Lightning Bug's Butt, my favorite blogger but don't bust feelings, recently tagged me with a meme. Normally, it would take me weeks to get around to fulfilling this. And by weeks, I mean "probably never" since it's rare that I actually do these things. It's not that I'm too good for them, it's that come on... does anyone really give a shit what the twenty-eighth sentence of page 135 of the nearest book to me is ("Cecily hid her frown as Art mounted her") or the last 4 people I've spoken to on the phone (Audrey, Janelle, Pete, Tony)??
Anyway, here are 6 weird things about me. I had to stretch to find these, because we live in a modern day Sodom and Gomorrah and the curve for what passes for "weird" these days is pretty high. I could put this:
Today, I kicked a stale chicken nugget across the parking lot, threw my hands up in the air then yelled "And Riss wins the World Cup for Team USA!!!" (Number 5 on LBB's list could have been written by me.)
But that's probably not what the meme is looking for.
"6 Jacked-Up Things About Riss"
1. I CANNOT function properly if my hands have been washed and dried, but not lotioned. We're not talking a dab here. We're talking a big glop of thick cream, enough to moisturize my hands fully, and that of a small mid-Western city. If people try to talk to me during the time I am hunting for the lotion bottle, I snap "WAIT." Even if they're lying on the floor, gasping for air and the epinephrine is out of their reach. I cannot have dry skin.

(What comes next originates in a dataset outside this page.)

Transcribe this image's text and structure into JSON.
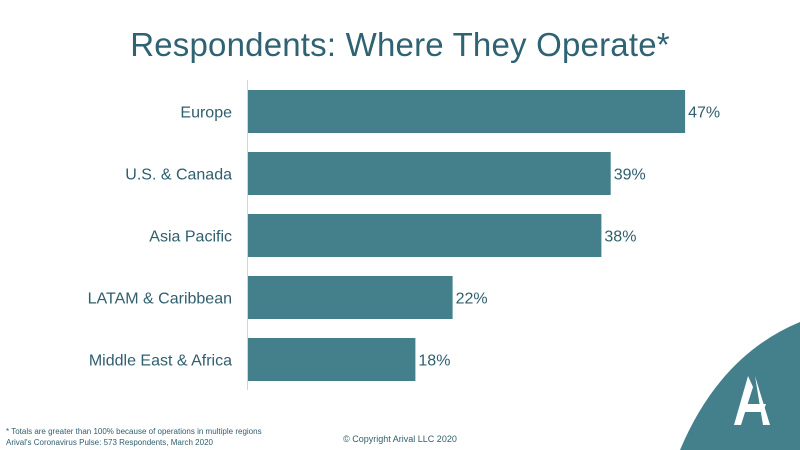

2. Though I've been on a plane over 200 times or so, I now have a fear of flying. It began in March of 2000, when my friend Jeselle and I flew to L.A. so she could appear on Judge Joe Brown (her ex sued her and she scored free plane tickets for both of us to visit my family and friends). The turbulence on that red-eye flight was insane. I thought we were going to die. After that, every time I got on a plane I would have a few drinks beforehand. When I went to the Philippines in October of 2000, I was wasted out of my mind when I got off the plane for the layover in Tokyo. Of course, that was more due to the whole free drinks thing than fear of flying but oh well. I told the steward to just assume that every time he brought me a couple of those little Jack Daniels bottles, that I was requesting two more. It took me ten seconds of staring at a sign to realize that the reason I couldn't read it is because it was written in Japanese.
Then, on the morning of September 11th, Geo and I arrived back in New Jersey from a visit to my parents in L.A. A few hours later, we watched some planes crash into the World Trade Center when he dropped me off at my office building, which was across the river from the WTC . All I can remember is thinking "That's not a Cessna. Where is that jet landing, there's no airport in Manhattan." I went home and vomited pretty violently. I haven't been on a plane since, even though eventually it will be unavoidable. I'll have to bring an extra person along though, to watch my kids because FUCK THAT, if my ass is getting on a plane then my ass is doing it with some Absolut Benadryl.
3. I am a smart person who sometimes makes really, really idiotic, spur-of-the-moment decisions. Like the time I decided to run into traffic, on Madison Avenue, to save a baby sparrow that fell out of a tree. The other 30 or so people who were standing around pointing at it and freaking out that it was about to get run over were smart enough to stay put. My boyfriend at the time, was smart enough to stay put. He was even smart enough to grab my arm when he realized what I was going to do, to no avail. I'm a fucking hurricane when I decide I want to do something. Just run for cover and hope the damage isn't too bad.
4. Though I quit smoking over 8 months ago, I still fiend constantly. CONSTANTLY. Sometimes, I walk by people who are smoking and feel like jacking them for their cigarette. I had no idea I was this weak. It's been 8 months for God's sake. And those TRUTH smoking commercials make it worse. Every time I see one I want to ghetto MacGuyver a stoge using a gum wrapper and some leaves, then smoke it.
5. Text messaging makes my skin crawl sometimes. "Wht u doin rt nw" makes me want to cut my wrists, lengthwise. Unfortunately I've been dragged kicking and screaming into the text messaging world by various friends. Whereas I'm not as bothered by other peoples' grammar mistakes as I am by my own, it still makes me shudder a bit to be attacked with "your" where "you're" should be and "their" where "there" should be and "could of" where "could've" should be via text message. And it takes me triple the average time to create a text message since I refuse to abbreviate, take grammar shortcuts or spell things incorrectly. A couple of my friends text me perfect sentences and for that they have my undying gratitude.
6. Allegedly, I've seen ghosts twice in my life, and hope to never again. But that's a post for a different day. (I say "allegedly" because I only remember one since it happened four years ago.)
People I am tagging: Ray, Girlie, Smarty, Nicole, Elaine, MadameRouge. Naturally, I've ignored so many tags from people that it won't bother me if they read this and go "Fuck that."
Also, feel free to chime in with some of the weird shit about you guys. I know some of you are psychos, otherwise why would you read this blog.